Deeply concerned at the large and growing number of migrants, including women and children, who have lost their lives or have been injured in attempting to cross international borders, and recognizing the obligation of States to protect and respect the human rights of those migrants, regardless of their immigration status, the Human Rights Council decided in paragraph 13 of the aforementioned resolution to hold an enhanced interactive dialogue on the theme “The human rights of migrants in the context of large movements” at its thirty-fourth session, with the participation of the Office of the High Commissioner for Human Rights and other relevant stakeholders, including the International Organization for Migration, the Office of the United Nations High Commissioner for Refugees, the International Labour Organization, the World Health Organization or other members of the Global Migration Group (GMG).



Selected outcomes:

  • A range of speakers engaged in the enhanced interactive dialogue, exchanging views, challenges and best practices vis-à-vis the protection and promotion of human rights of migrants. The discussion took place in the framework of the follow-up to the United Nations Summit for Refugees and Migrants held in September 2016 with the purpose of considering howbest to respond to the growing global phenomenon of large and precarious movements of migrants and refugees. The vast majority of speakers made reference to the New York Declaration for Refugees and Migrants (General Assembly resolution 71/1) adopted by Member States during the UN Summit for Refugees and Migrants, which was seen as evidence of the commitment of UNMember States to the protection and promotion of the human rights of all migrants, irrespective of their status and stage of their migrant journey. Notably, the New York Declaration paved the way to a Global Compact on Safe, Regular and Orderly Migration, to be negotiated in 2018 as well as a separate Global Compact on Refugees.

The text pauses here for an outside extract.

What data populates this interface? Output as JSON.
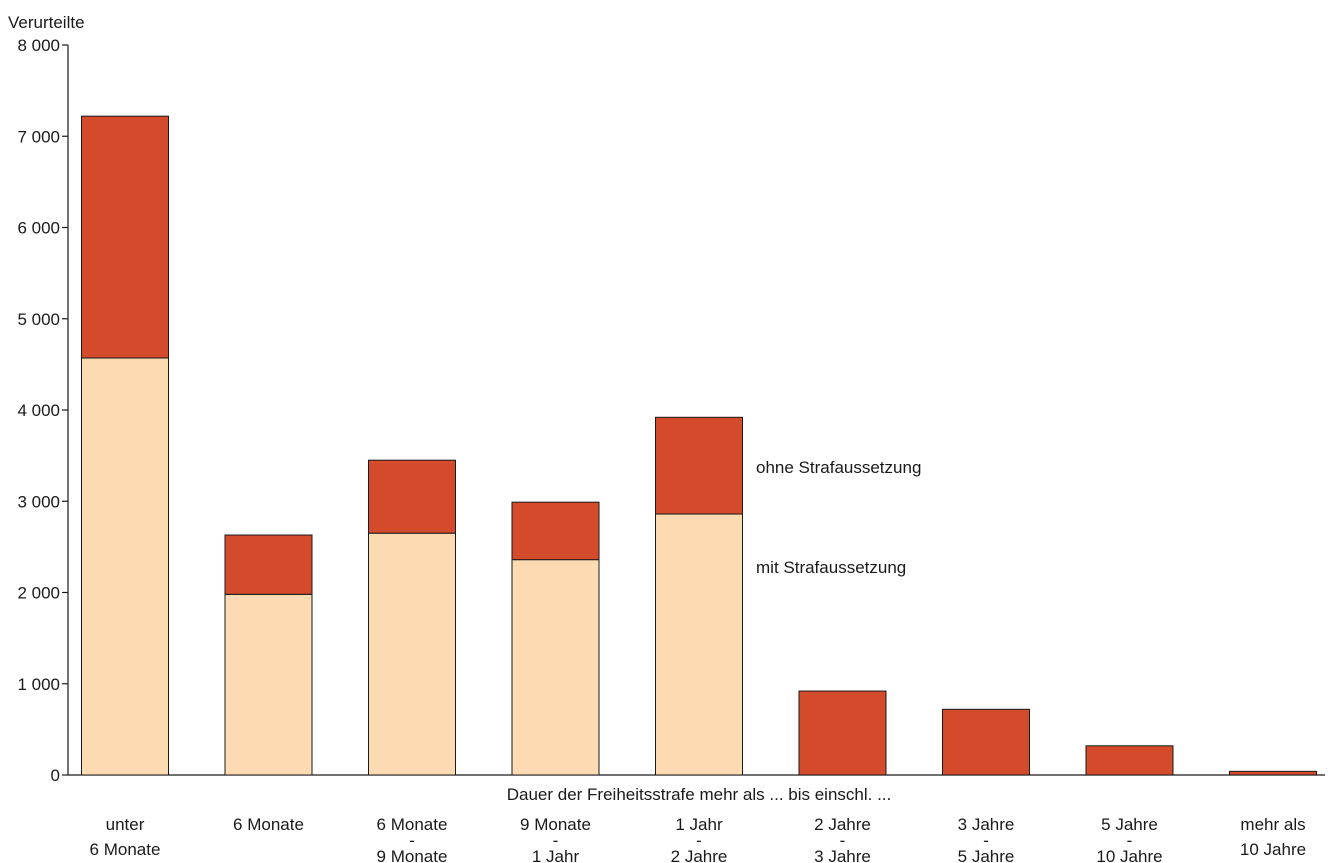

  • Most of the States expressed their willingness to engage in the upcoming processes of the Global Compact on Migration and the need to ensure that the human rights of allmigrants are mainstreamed throughout the procedures, by promoting a comprehensive and holistic approach to migration policies. In this respect, some speakers welcomed the first preparatory thematic session on ‘‘Human rights of all migrants, social inclusion, cohesion, and all forms of discrimination, including racism xenophobia and intolerance’’, which was held in Geneva in May 2017.
  • The majority of the speakers recognised the existence of numerous human rights violations against migrants, including the denial of access to rights, such as the right to health and the right to education, as well as the implementation of polices with a punitive nature, such as prolonged immigration detention, push-backs and border closures.
  • Participants strongly rejected all forms of discrimination, xenophobia and racism against migrants and expressed their concern over the alarming rise of such attitudes and actions towards migrants. They further noted the need to focus on the human rights protection of migrants in vulnerable situations. Priority should be given to women and children.
  • Many speakers welcomed the OHCHR’s ‘‘Principles and guidelines, supported by practical guidance, on the human rights protection of migrants in vulnerable situations ‘’, as a useful toolkit in this regard. Some speakers also referred to the OHCHR’s ‘‘Recommended Principles and Guidelines on Human Rights at International Borders’’.
  • The necessity for effective international cooperation among countries of origin, transit, destination and other relevant stakeholders, including the civil society, as well as the need to reaffirm the concept of international shared responsibility was highlighted by a number of speakers. Participants also called the adoption of human rights-based approaches to migration.